Затем глубоко и удовлетворенно вздохнул и повторил ту же операцию с левой ноздрей. По эту сторону процедура была менее удобной, и все жесты, соответственно, — чуть более неловкими. Вдыхая порошок, он неловко дернул рукой, и лезвие, пройдя дальше, чем нужно, глубоко вонзилось в кожу. Кровь обильно брызнула на Прадона и вокруг него. Он вскрикнул, лихорадочно нажал на кнопку интерфона. Примчалась Брижит. Час спустя, заклеив кожу под носом пластырем, он впустил к себе в кабинет Кэтлин Кейн.
Ей было чуть за сорок. Высокая стройная блондинка с мягкими, слегка растрепанными волосами. Мысли Прадона были заняты только его дурацким пластырем.
— Господин Хаас просит вас извинить его, он сейчас очень занят и не сможет лично принять вас.
— Я пришла по поводу Байрона, — сказала Кэтлин Кейн.

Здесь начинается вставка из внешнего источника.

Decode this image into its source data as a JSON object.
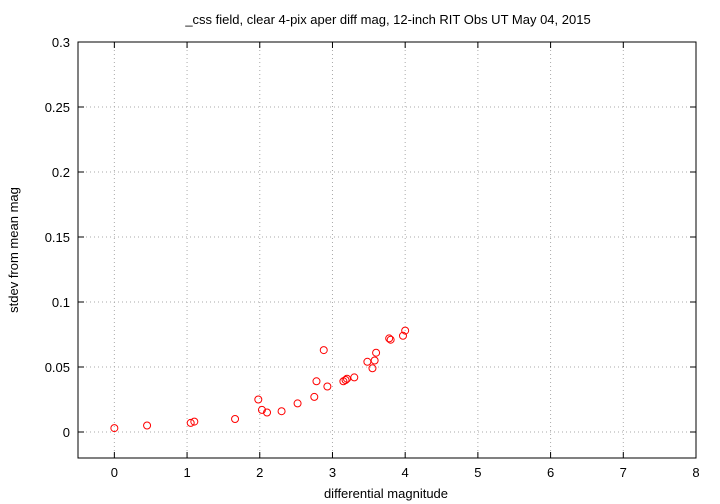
{
  "chart_data": {
    "type": "scatter",
    "title": "_css field, clear 4-pix aper diff mag,  12-inch RIT Obs UT May 04, 2015",
    "xlabel": "differential magnitude",
    "ylabel": "stdev from mean mag",
    "xlim": [
      -0.5,
      8
    ],
    "ylim": [
      -0.02,
      0.3
    ],
    "xticks": [
      0,
      1,
      2,
      3,
      4,
      5,
      6,
      7,
      8
    ],
    "xtick_labels": [
      "0",
      "1",
      "2",
      "3",
      "4",
      "5",
      "6",
      "7",
      "8"
    ],
    "yticks": [
      0,
      0.05,
      0.1,
      0.15,
      0.2,
      0.25,
      0.3
    ],
    "ytick_labels": [
      "0",
      "0.05",
      "0.1",
      "0.15",
      "0.2",
      "0.25",
      "0.3"
    ],
    "grid": true,
    "marker": "open-circle",
    "color": "#ff0000",
    "points": [
      {
        "x": 0.0,
        "y": 0.003
      },
      {
        "x": 0.45,
        "y": 0.005
      },
      {
        "x": 1.05,
        "y": 0.007
      },
      {
        "x": 1.1,
        "y": 0.008
      },
      {
        "x": 1.66,
        "y": 0.01
      },
      {
        "x": 1.98,
        "y": 0.025
      },
      {
        "x": 2.03,
        "y": 0.017
      },
      {
        "x": 2.1,
        "y": 0.015
      },
      {
        "x": 2.3,
        "y": 0.016
      },
      {
        "x": 2.52,
        "y": 0.022
      },
      {
        "x": 2.75,
        "y": 0.027
      },
      {
        "x": 2.78,
        "y": 0.039
      },
      {
        "x": 2.88,
        "y": 0.063
      },
      {
        "x": 2.93,
        "y": 0.035
      },
      {
        "x": 3.15,
        "y": 0.039
      },
      {
        "x": 3.18,
        "y": 0.04
      },
      {
        "x": 3.2,
        "y": 0.041
      },
      {
        "x": 3.3,
        "y": 0.042
      },
      {
        "x": 3.48,
        "y": 0.054
      },
      {
        "x": 3.55,
        "y": 0.049
      },
      {
        "x": 3.58,
        "y": 0.055
      },
      {
        "x": 3.6,
        "y": 0.061
      },
      {
        "x": 3.78,
        "y": 0.072
      },
      {
        "x": 3.8,
        "y": 0.071
      },
      {
        "x": 3.97,
        "y": 0.074
      },
      {
        "x": 4.0,
        "y": 0.078
      }
    ]
  }
}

— Хорошо понимаю ваше беспокойство, — проникновенно ответил Прадон, — но, уверяю вас, волноваться не стоит. Ваш муж очень поглощен своей работой; вполне возможно, он обнаружил какой-то новый объект для изысканий. И, занявшись им, просто забыл предупредить нас, что будет отсутствовать еще какое-то время. Наше правило — не связывать сотрудников жестким расписанием или сроками поездок. Политика нашей фирмы заключается в том, — добавил он, сменив проникновенный тон на патетический, — чтобы предоставить максимум свободы исследователям, в особенности если речь идет о таком блестящем ученом, как месье Кейн. Вы согласны?
— Не будем терять время понапрасну, — сказала Кэтлин Кейн. — Я получила письмо от Байрона.
Прадон сделал каменное лицо.
— Он рассказывает там все, чего вы мне не сказали, — продолжала она, — и еще много других вещей, которых вы, возможно, и не знаете.
— Где он?
— Этого он не сообщает. Вообще письмо довольно путаное, но из него можно понять, что его наняла другая фирма или что-то в этом роде.
«Кошмар!» — подумал Прадон.
— Вы меня удивили, — сказал он вслух.
— Нет, — возразила Кэтлин Кейн, — я вас не удивила. Но его нужно найти.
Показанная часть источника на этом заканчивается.